Wow...I feel like I am talking to Mam in this conversation between us - You are far beyond some of the talking points you are presenting - You are taking givens and presenting them as gold nuggets... EVERYONE knows you cannot prevent competition - and preventing competition was in no way shape or form the point I was making in my first post - In this response, you miss the point again - I am not saying ebay should try to be like Amazon in its current state - Its too late and its been too late for a long time - I am saying ebay WAS at the top of the heap with Amazon barely a known brand for many years - an online bookstore started out of Bezos garage - If ebay had made the right business decisions, there is no reason they could not have been the venue that has 40% of the domestic online sales market - They had every opportunity - And even today, knowing what it takes to succeed in online sales, with proven formulas, strategies and technology, they continue to cede market share like they have it to spare... seemingly always working within their short-sited revenue generation model of "oh we dont have to give people a reason to come to us, we just have to take more money from those who do"...
01-31-2024 09:31 AM
One of the best comments I've read on the community board. It is exactly true. All they do is take & treat seasoned eBay veterans like they are newbies who need restrictions, etc. to prevent scamming. It started with taking a % of the shipping fees. They got away with that so they can move on to other ways of dipping into sellers' pockets.
01-31-2024 11:26 AM
@isaiah53-57 wrote:
@chapeau-noir wrote:
Donohoe already tried the beating Amazon at its own game thing - neither realistic nor desirable, really. eBay would have to acquire and then build out a huge logistics infrastructure as well as growing organically a catalog for a cohesive search - hard to do with a lot of pre-owned tchotchkes and clothing (you'll remember they tried) - support natively grown brands, white label brands and fulfillment services, develop AWS and cloud services. We're looking at two different beasts.

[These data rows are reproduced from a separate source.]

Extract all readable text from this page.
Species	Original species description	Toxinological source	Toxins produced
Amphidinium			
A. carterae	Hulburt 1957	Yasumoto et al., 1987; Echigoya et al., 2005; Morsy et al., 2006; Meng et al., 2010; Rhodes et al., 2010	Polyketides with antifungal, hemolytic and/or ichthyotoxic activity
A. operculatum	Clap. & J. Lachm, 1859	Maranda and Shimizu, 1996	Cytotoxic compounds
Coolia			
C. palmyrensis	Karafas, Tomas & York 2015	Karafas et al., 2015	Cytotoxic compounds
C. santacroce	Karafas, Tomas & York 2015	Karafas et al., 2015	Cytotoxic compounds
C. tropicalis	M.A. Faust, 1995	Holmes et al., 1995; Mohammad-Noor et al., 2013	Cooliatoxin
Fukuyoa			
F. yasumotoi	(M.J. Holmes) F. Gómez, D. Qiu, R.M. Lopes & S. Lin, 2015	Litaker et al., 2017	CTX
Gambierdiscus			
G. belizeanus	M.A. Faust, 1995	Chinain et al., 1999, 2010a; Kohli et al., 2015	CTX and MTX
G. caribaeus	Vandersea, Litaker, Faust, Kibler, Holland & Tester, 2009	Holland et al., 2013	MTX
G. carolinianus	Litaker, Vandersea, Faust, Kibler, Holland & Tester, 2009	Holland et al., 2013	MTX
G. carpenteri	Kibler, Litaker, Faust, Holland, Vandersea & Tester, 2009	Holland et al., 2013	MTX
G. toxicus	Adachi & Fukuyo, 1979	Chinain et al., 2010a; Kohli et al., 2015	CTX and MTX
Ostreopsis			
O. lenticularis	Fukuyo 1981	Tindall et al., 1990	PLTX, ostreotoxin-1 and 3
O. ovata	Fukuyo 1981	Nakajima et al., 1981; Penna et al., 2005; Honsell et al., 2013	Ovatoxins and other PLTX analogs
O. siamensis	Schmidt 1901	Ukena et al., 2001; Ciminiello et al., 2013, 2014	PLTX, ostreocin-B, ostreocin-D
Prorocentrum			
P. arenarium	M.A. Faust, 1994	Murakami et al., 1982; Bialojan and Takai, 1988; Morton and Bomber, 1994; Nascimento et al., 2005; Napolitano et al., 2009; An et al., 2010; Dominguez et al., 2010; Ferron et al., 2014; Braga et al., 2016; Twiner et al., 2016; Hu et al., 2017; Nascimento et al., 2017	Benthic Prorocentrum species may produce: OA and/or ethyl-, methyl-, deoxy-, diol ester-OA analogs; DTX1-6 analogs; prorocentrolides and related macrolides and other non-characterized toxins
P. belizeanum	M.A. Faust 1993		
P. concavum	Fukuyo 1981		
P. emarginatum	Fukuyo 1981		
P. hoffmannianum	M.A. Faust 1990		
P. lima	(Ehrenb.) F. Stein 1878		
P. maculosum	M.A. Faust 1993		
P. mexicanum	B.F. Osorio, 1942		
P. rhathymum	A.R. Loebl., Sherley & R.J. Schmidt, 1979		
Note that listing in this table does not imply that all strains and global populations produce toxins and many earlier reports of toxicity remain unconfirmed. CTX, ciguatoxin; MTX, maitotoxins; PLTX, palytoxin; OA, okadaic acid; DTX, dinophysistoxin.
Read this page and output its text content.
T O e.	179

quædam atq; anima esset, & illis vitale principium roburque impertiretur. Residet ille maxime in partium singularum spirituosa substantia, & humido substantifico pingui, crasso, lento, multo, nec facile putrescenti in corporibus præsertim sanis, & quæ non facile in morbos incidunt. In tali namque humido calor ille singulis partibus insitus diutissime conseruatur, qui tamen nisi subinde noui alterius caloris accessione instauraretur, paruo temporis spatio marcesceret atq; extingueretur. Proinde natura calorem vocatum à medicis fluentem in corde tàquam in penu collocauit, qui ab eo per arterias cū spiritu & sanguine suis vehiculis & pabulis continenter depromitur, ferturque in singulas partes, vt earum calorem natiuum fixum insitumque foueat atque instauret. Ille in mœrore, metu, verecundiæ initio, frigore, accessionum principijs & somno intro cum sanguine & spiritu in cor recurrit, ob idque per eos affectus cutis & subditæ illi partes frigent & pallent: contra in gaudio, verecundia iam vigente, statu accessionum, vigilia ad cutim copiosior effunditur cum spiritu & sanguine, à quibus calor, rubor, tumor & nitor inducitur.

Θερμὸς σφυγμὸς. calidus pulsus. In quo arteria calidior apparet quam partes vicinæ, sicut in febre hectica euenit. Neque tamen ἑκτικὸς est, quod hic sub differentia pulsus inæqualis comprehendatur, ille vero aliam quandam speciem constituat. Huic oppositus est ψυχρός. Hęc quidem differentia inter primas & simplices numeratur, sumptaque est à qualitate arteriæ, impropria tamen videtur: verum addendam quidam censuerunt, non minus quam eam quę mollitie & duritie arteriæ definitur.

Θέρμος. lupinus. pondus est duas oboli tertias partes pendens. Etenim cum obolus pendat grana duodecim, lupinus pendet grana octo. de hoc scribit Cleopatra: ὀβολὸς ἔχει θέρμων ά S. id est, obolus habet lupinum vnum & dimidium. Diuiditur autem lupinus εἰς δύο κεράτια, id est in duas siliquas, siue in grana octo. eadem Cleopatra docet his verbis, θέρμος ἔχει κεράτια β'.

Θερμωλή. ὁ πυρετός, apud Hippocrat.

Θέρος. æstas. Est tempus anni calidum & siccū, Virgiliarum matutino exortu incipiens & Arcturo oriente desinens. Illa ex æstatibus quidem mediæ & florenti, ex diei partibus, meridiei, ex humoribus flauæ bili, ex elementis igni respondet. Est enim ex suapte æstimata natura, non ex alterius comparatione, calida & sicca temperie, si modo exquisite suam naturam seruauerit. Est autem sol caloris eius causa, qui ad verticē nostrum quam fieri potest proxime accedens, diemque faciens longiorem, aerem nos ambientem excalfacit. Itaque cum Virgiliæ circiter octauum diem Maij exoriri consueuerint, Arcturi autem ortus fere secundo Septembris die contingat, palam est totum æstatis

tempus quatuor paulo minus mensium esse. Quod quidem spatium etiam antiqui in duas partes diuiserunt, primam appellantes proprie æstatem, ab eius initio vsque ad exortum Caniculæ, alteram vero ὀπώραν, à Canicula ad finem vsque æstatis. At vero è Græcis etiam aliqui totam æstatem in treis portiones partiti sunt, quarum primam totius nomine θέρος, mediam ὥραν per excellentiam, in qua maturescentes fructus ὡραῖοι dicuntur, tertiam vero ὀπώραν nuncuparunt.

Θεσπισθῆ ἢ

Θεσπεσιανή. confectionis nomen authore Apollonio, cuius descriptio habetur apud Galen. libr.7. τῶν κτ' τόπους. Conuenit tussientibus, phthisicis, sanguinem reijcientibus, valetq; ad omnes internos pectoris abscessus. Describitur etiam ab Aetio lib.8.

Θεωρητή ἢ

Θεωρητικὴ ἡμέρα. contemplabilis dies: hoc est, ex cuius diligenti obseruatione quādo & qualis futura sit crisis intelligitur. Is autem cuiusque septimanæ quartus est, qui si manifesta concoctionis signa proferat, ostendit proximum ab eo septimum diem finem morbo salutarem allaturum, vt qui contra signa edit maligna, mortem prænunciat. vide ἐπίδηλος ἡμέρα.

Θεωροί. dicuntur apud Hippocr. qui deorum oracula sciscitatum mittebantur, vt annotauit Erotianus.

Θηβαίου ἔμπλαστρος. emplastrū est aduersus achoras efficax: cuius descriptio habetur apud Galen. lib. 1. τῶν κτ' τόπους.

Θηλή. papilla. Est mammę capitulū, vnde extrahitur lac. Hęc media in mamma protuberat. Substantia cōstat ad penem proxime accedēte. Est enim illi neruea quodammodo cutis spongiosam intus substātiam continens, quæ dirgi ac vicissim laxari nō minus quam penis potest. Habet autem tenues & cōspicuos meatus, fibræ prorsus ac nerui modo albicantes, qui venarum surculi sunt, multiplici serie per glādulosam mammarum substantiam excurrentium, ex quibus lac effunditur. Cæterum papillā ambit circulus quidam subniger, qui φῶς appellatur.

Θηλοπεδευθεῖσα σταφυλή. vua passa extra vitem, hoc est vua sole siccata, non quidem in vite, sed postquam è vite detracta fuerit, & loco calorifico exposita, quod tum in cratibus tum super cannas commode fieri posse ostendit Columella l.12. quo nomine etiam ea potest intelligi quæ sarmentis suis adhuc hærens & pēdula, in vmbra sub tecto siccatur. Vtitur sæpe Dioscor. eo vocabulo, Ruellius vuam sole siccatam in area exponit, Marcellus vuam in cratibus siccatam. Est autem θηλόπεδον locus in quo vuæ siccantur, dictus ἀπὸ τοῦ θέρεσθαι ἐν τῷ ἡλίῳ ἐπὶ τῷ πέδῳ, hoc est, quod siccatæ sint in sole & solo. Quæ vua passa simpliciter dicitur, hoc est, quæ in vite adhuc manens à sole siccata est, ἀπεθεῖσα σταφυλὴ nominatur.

ETA: I agree though that in general companies fail due to bad management more often than due to lack of capital.
Wow...I feel like I am talking to Mam in this conversation between us - You are far beyond some of the talking points you are presenting - You are taking givens and presenting them as gold nuggets... EVERYONE knows you cannot prevent competition - and preventing competition was in no way shape or form the point I was making in my first post - In this response, you miss the point again - I am not saying ebay should try to be like Amazon in its current state - Its too late and its been too late for a long time - I am saying ebay WAS at the top of the heap with Amazon barely a known brand for many years - an online bookstore started out of Bezos garage - If ebay had made the right business decisions, there is no reason they could not have been the venue that has 40% of the domestic online sales market - They had every opportunity - And even today, knowing what it takes to succeed in online sales, with proven formulas, strategies and technology, they continue to cede market share like they have it to spare... seemingly always working within their short-sited revenue generation model of "oh we dont have to give people a reason to come to us, we just have to take more money from those who do"...
"Has anyone figured out a way to reduce or nullify competition?... ummmm... Amazon?....Thing is, ebay could have very easily been in Amazon's current position - And that goes back to management..."
I was answering this particular question. Two.different.beasts. Trying to chase Amazon did not work. I'm not sure how to make this more clear.
01-31-2024 11:29 AM
Just a couple categories
01-31-2024 06:52 PM
These categories & the amount of competition means nothing to a seller like me. I do not sell any of those. My best 2 weeks involved 86 sales. For over 2 years, I was unable to get 10 per month! How much competition exists has no bearing on the overall downfall of eBay being a great place to sell. As it has been said in this thread, poor management is to blame for several people trying to earn money here. Failed decisions after failed decisions. Nothing has improved on behave of the sellers.